William Lyon Mackenzie King (Prime Minister; Secretary of State for External Affairs; President of the Privy Council)
Liberal
Right Hon. W. L. MACKENZIE KING (Prime Minister):
Mr. Speaker, it is seldom we advance very far in any parliament before we are reminded that, one by one, our ranks are certain to be thinned by the hand of death. Mr. D'Arcy Britton Plunkett, representative for Victoria, is the first member of the new parliament to have been taken from our midst. His death occurred only yesterday after an exceedingly brief illness, so brief in fact that many hon. members of the house were not aware of his indisposition until they read that he had passed away.
Mr. Plunkett was in his sixty-fifth year, and was unmarried. The circumstance that his death should have occurred in this city while he was attending to his parliamentary duties, that for this reason he should have been away from the many friends and associations of the constituency he represented, and that because of the seriousness of his illness it was impossible for any of his fellow members and associates in this city to have much in the way of contact with him in his last days, adds not a little to the feeling of sadness which we all experience at this time.
Mr.
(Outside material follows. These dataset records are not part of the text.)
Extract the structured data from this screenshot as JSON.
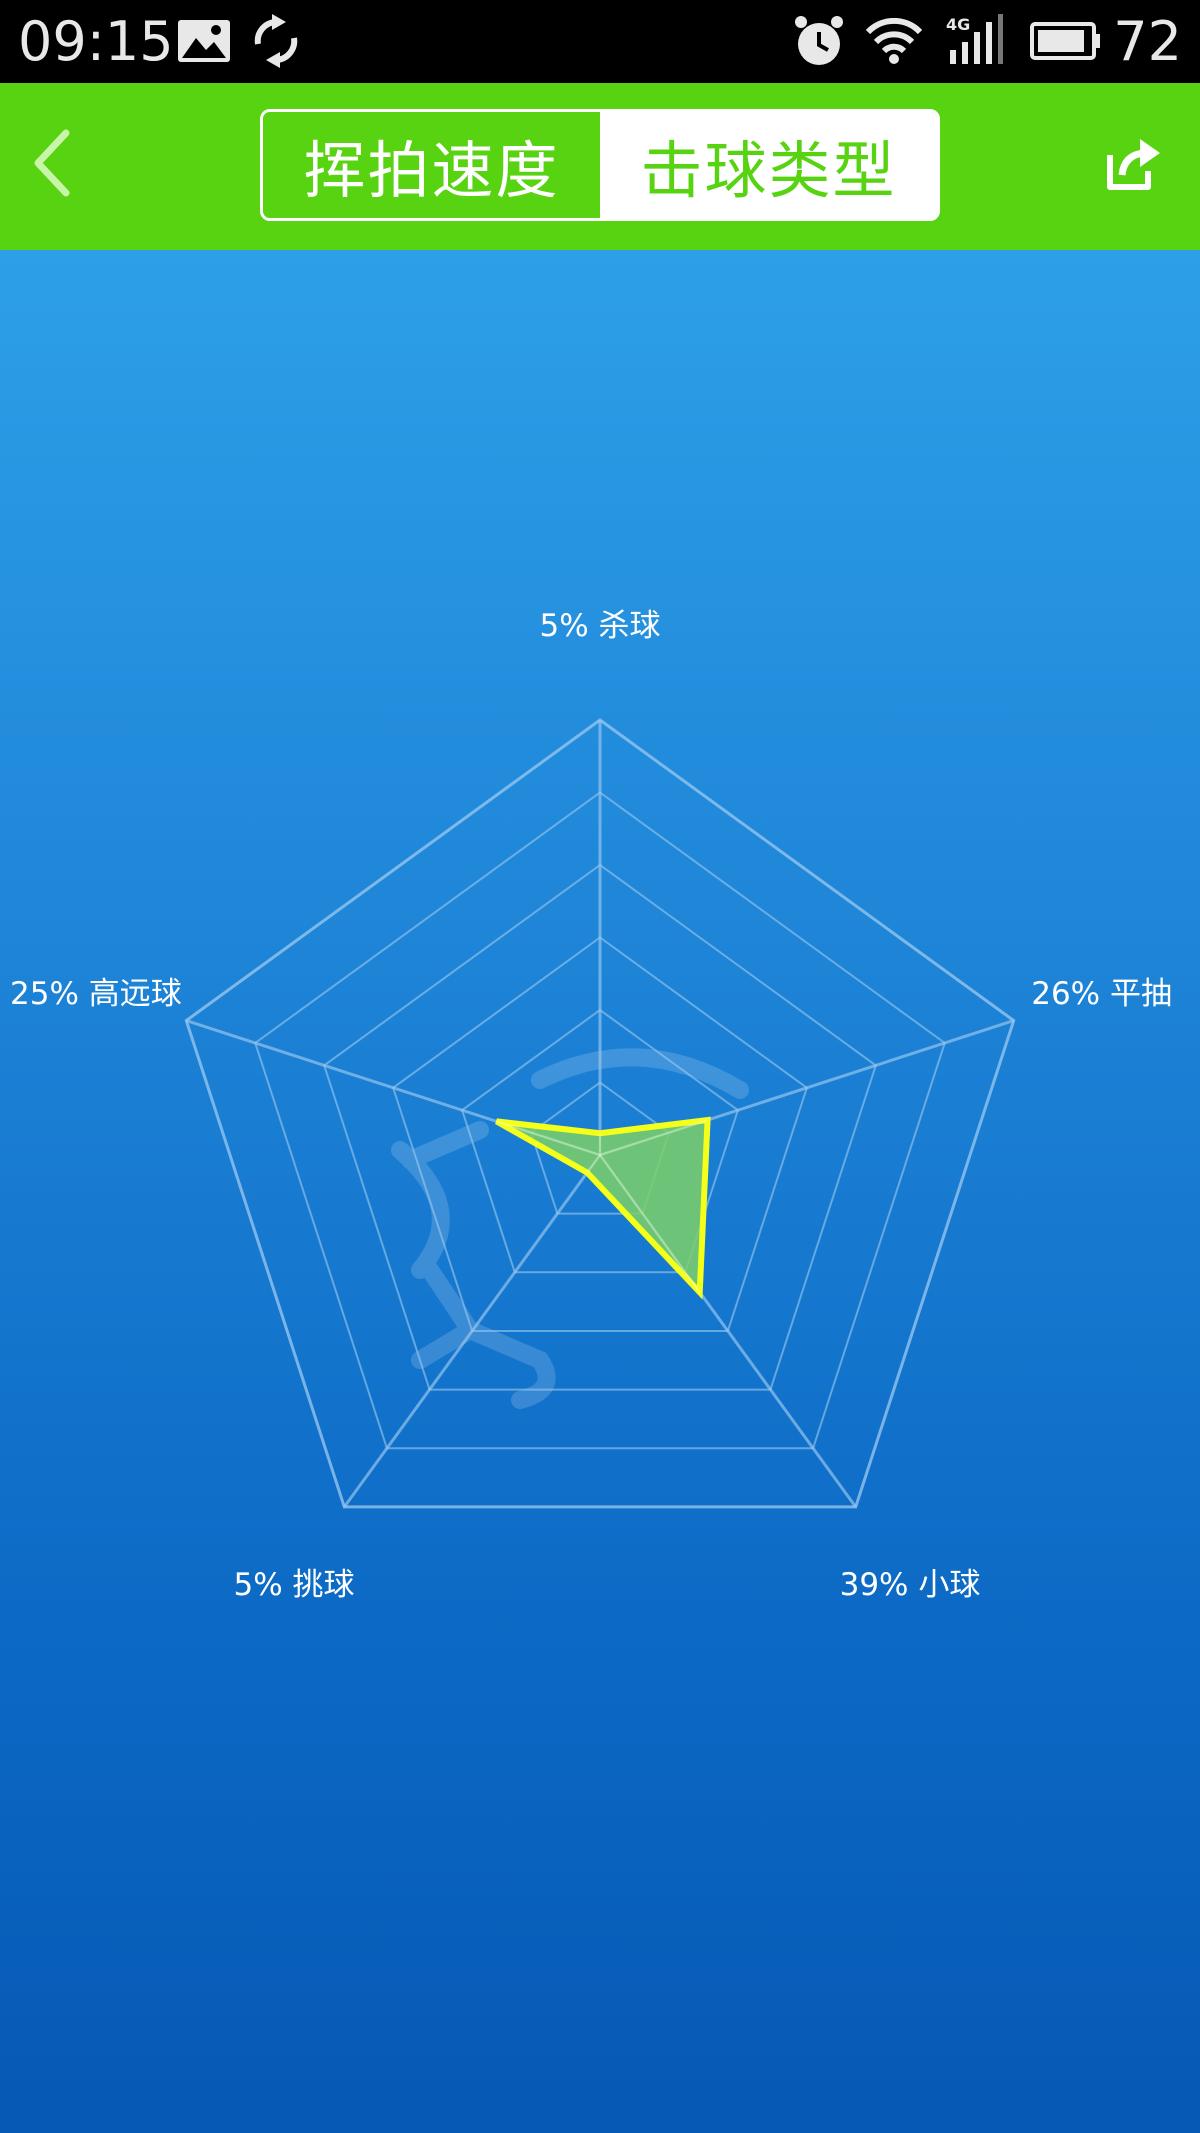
{
  "status_bar": {
    "time": "09:15",
    "battery": "72",
    "icons": [
      "image-icon",
      "sync-icon",
      "alarm-icon",
      "wifi-icon",
      "signal-4g-icon",
      "battery-icon"
    ]
  },
  "header": {
    "tabs": [
      {
        "label": "挥拍速度",
        "active": false
      },
      {
        "label": "击球类型",
        "active": true
      }
    ],
    "icons": [
      "back-arrow-icon",
      "share-icon"
    ],
    "colors": {
      "accent": "#57d312"
    }
  },
  "chart_data": {
    "type": "radar",
    "categories": [
      "杀球",
      "平抽",
      "小球",
      "挑球",
      "高远球"
    ],
    "values": [
      5,
      26,
      39,
      5,
      25
    ],
    "labels": [
      "5% 杀球",
      "26% 平抽",
      "39% 小球",
      "5% 挑球",
      "25% 高远球"
    ],
    "max": 100,
    "rings": 6,
    "colors": {
      "stroke": "#f4ff1a",
      "fill": "#7cd068",
      "grid": "#9cc9f0"
    }
  }
}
Plunkett entered parliament in a byelection in December, 1928. He was reelected at the general elections of 1930 and 1935. I shall leave it to my right hon. friend the leader of the opposition (Mr. Bennett) to speak of his public services. To my right hon. friend Mr. Plunkett was not only a very loyal supporter but a very true personal friend. I hasten at once to express to him on behalf of the government and of all hon. members on this side, and also to hon. members of his party our feelings of very sincere sympathy with them in the loss they and
their party have sustained. May I say that the sense of personal loss which they experience will I am sure be shared in large measure by all who sat in previous parliaments with Mr. Plunkett, and also by others whose privilege it was to come to know him since the opening of the present parliament.
I should like on behalf of all hon. members to add a brief expression of sympathy with Mr. Plunkett's brothers and his nephews, who I understand, are his only immediate surviving relations and also a word of sympathy with the city of Victoria, which has lost its representative in this parliament.